There were 8 second class houses and 2 third class houses listed in the 1901 census returns.  All houses had roofs made of thatch, wood or other perishable material and all had walls of stone, brick or concrete.  Two houses had 4 windows on the front, six had 3 windows and two had 2 windows.

1911 Census

There were still 10 households with a total of 61 individuals in Cluidrevagh recorded in the 1911 Census of Ireland.

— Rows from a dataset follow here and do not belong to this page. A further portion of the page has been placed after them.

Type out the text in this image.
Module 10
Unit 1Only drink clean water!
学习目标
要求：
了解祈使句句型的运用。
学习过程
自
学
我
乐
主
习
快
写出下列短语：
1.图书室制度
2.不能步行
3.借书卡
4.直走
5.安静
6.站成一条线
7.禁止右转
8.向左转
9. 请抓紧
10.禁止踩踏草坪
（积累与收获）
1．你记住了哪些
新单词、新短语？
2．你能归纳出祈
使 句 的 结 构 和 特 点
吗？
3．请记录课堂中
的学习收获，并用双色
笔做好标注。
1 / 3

  1. William Farrell (67) [house 1 in 1901], lived with his wife, Mary (69) [37 years married; 8 children born and 7 children living], sons, Michael (35), John (30), daughter, Bridget (33) [married name not recorded, probably Tymond], 2 years married; 1 child born and living; and granddaughter, Mary Tymond (6 months).
  2. Patrick Burke (81) [house 10 in 1901] lived with his wife, Kate (83), married 52 years; 5 children born, 3 living, son, Michael (50), daughter-in-law, Mary (35), married 10 years; 4 children born, 4 living, grandsons, Thomas (9), Patrick (5), Michael (2) and granddaughter, Mary (8). 
  3. Francis Dowde (70) [house 2 in 1901] lived with his wife, Bridget (56), 35 years married; 7 children born, 5 living, brother, Michael (66), sons, James (30) and Francis (15).
  4. Michael Burke (82), [house 3 in 1901] now a widower, lived with his son, William (53), married, his grandsons, Michael (21), Patrick (18), Martin (16), John (11), granddaughters, Bridget (25), Nora (8) and Katie (5).
  5. Patrick Greeley (55) [house 4 in 1901] lived with his wife, Sarah (50) [28 years married; 9 children born, 9 living], his sons, John (24), Patrick (14), Thomas (12), Jeremiah (6), daughters, Mary (19), Delia (16) and Katie (10).
  6. Mary Quinn (86) [house 5 in 1901], 62 years married; 7 children born, 4 living, a widow, lived with her son, Michael (38), John (60), his wife, Ellen (50), 22 years married; no listing of children; her granddaughter, Mary Coen (18).
  7. Winifred Costelloe (39) [house 6 in 1901], married 4 years; 4 children born, 2 living, now a widow, lived with her stepsons, Michael (19) and Patrick (17) [their mother was Mary Tarpey], and sons, Thomas (10) and Walter (8).
  8. Richard Burke (56) [house 7 in 1901], a widower, lived with his sons, John (26), Michael (23), Patrick (21), Martin (20), Richard (16), daughters, Mary (28) and Katie (18).
  9. Patrick Burke (56), [house 8 in 1901] now a widower, lived with his sons, Richard (30), John (28) and daughter, Mary (25).
  10. John Glynn (50) [house 9 in 1901] [married 1902 in Corofin to Delia Keane, Kilcurriff; father, Peter Keane], lived with brother, James (47).

There were 9 second class houses and 1 third class house listed in the 1911 census returns.  All houses had roofs made of thatch, wood or other perishable material and all had walls of stone, brick or concrete.  Nine houses had 3 windows on the front and one had 2 windows.  There were 11 stables, 10 cow houses, 4 calf houses, 10 piggeries, 1 fowl house, 9 barns, 2 workshops and 8 sheds.

Note: Information in squared brackets has been added by the author and does not appear in the original record.